Nos
últimos séculos, a sociedade cada dia mais técnica e industrializada, apresenta
uma tendência natural de estimular farta e especializada demanda de mão-de-obra
para operar na produção. Massificada, esta demanda, aceita condições submissas,
solitárias, e sem poder, e, paradoxalmente, suporta esta condição e se distrai
com sonhos e devaneios das grandezas de quem os espolia no trabalho.
A
banalização deste contexto vai gestando um contexto ético-político de
assimilação passiva de experiências e ações cada vez mais totalitárias, levando
pessoas a tolerarem a miséria e as múltiplas tiranias como fenômenos totalmente
normais da convivência. O pior, no entanto, é que a maioria da sociedade se
deixa capturar pelo critério de legitimidade governamental que a transforma em
meros seres naturais como outras viroses e bactérias, sem quaisquer
peculiaridades culturais e genuínas de convivência. Então, fica normal a
prática de atos atrozes porque quem os pratica não sente nem remorso, nem culpa
e nem responsabilidade.
A
grande pandemia social que banaliza o mal fica imiscuída dos ódios alimentados,
porque os constituintes da sociedade aceitam que governantes os estimulem para
tais atos execráveis. Como engrenagem de uma grande máquina, o indivíduo apenas
cultiva o sentimento de que deve cumprir o seu dever naquela função. E se a
função é difamar, provocar, ameaçar, intimidar ou matar, executa friamente a
função, sem o menor senso de culpabilidade. Como mero “animal laborante”, não
pensa nas consequências e, menos ainda, inquieta–se com os efeitos dos atos que
pratica. É apenas um animal tecnificado, burocratizado, que executa os comandos
superiores e no lugar da capacidade de inquirir sobre os acontecimentos,
sente-se bem ao ter cumprido ordens. Por isso, não pensa, não julga e tampouco admite
que possa mudar suas práticas rotineiras.
Diante
deste assustador retorno dos sintomas de governantes totalitários, encaixa-se
maravilhosamente bem o discurso religioso em torno do que o demônio é capaz de
fazer com as pessoas.
Apelações
religiosas largamente apregoadas e, muito alinhadas com posturas governamentais
totalitárias, oferecem aquele lenitivo agradável de que todos os males que se
manifestam na frágil dependência social dependem da ação do demônio e da
fraqueza pessoal de quem se submete a estas forças para incidir em atos maus.

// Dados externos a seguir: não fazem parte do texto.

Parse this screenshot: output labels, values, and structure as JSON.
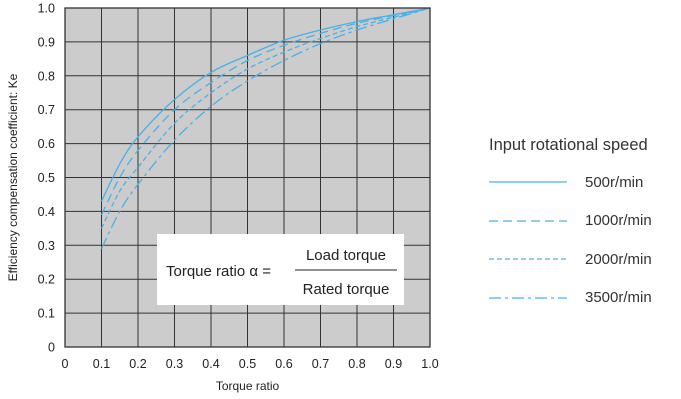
{
  "chart_data": {
    "type": "line",
    "xlabel": "Torque ratio",
    "ylabel": "Efficiency compensation coefficient: Ke",
    "xlim": [
      0,
      1.0
    ],
    "ylim": [
      0,
      1.0
    ],
    "xticks": [
      "0",
      "0.1",
      "0.2",
      "0.3",
      "0.4",
      "0.5",
      "0.6",
      "0.7",
      "0.8",
      "0.9",
      "1.0"
    ],
    "yticks": [
      "0",
      "0.1",
      "0.2",
      "0.3",
      "0.4",
      "0.5",
      "0.6",
      "0.7",
      "0.8",
      "0.9",
      "1.0"
    ],
    "grid": true,
    "background": "#cccccc",
    "line_color": "#4ab0e6",
    "legend": {
      "title": "Input rotational speed",
      "placement": "right"
    },
    "annotation": {
      "prefix": "Torque ratio α =",
      "numerator": "Load torque",
      "denominator": "Rated torque"
    },
    "series": [
      {
        "name": "500r/min",
        "style": "solid",
        "x": [
          0.1,
          0.15,
          0.2,
          0.3,
          0.4,
          0.5,
          0.6,
          0.7,
          0.8,
          0.9,
          1.0
        ],
        "y": [
          0.43,
          0.54,
          0.62,
          0.73,
          0.81,
          0.86,
          0.905,
          0.935,
          0.96,
          0.98,
          1.0
        ]
      },
      {
        "name": "1000r/min",
        "style": "dashed",
        "x": [
          0.1,
          0.15,
          0.2,
          0.3,
          0.4,
          0.5,
          0.6,
          0.7,
          0.8,
          0.9,
          1.0
        ],
        "y": [
          0.39,
          0.5,
          0.58,
          0.7,
          0.78,
          0.845,
          0.89,
          0.925,
          0.955,
          0.978,
          1.0
        ]
      },
      {
        "name": "2000r/min",
        "style": "dotted",
        "x": [
          0.1,
          0.15,
          0.2,
          0.3,
          0.4,
          0.5,
          0.6,
          0.7,
          0.8,
          0.9,
          1.0
        ],
        "y": [
          0.35,
          0.46,
          0.53,
          0.66,
          0.75,
          0.82,
          0.87,
          0.91,
          0.945,
          0.973,
          1.0
        ]
      },
      {
        "name": "3500r/min",
        "style": "dashdot",
        "x": [
          0.1,
          0.15,
          0.2,
          0.3,
          0.4,
          0.5,
          0.6,
          0.7,
          0.8,
          0.9,
          1.0
        ],
        "y": [
          0.29,
          0.4,
          0.48,
          0.61,
          0.71,
          0.785,
          0.845,
          0.895,
          0.935,
          0.968,
          1.0
        ]
      }
    ]
  }
}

Todavia, a maldade, muito mais do que de consciência pecadora, depende da
racionalidade da contingência humana e das características da interação humana.
O mal decorre precipuamente da instrumentalização de pessoas, deslocando-as do
foco de se constituírem fim, para restringi-las a serem meros meios.
Assim, a violência banalizada e
sistemática contra setores da população apresenta sempre o valoroso apelo da
eliminação do inimigo. Ele não tem nome, nem função e nem gênero. É
simplesmente um “elemento” dispensável e que não conta no corpo social. A
simples declaração de que, um partido, um sindicado ou qualquer outra
agremiação age, como inimiga do bem comum, permite o ousado direito de
torturar, perseguir e extinguir qualquer outro grupo ou semelhante. Desta
forma, a legitimação dos atos mais absurdos e irracionais, é extraída da mágica
inversão de que tais atos são altamente racionais e necessários. Basta declarar
o objeto da violência como inimigo, adversário, terrorista, marginal ou
delinquente que sua eliminação já fica justificada. E se afirmar que o sujeito
é “mau elemento” já conta com apreciação favorável para o imediato
desaparecimento, seja físico ou moral.
O
que assusta sobremaneira é como nossos noticiários estão impregnados de
informações sobre procedimentos totalitários com explícitos fanatismos
ideológicos, e que já não admitem pluralidade política, mas, sentem orgulho de
poder afugentar, perseguir e até torturar física e psiquicamente em nome da
ordem sustentada, e, mesmo demonstrando procedimento visivelmente mórbido, estão
de consciência tranquila porque fizeram o melhor do que tinham que fazer. Como
pobres amoucos (sem valor de si mesmos, brigam e matam pela ideia ou ordem de
outro que, por sua vez, não lhes dá simplesmente nada a não ser o orgulho de
terem agido em nome dele) defendem um engravatado bem produzido por multimídia.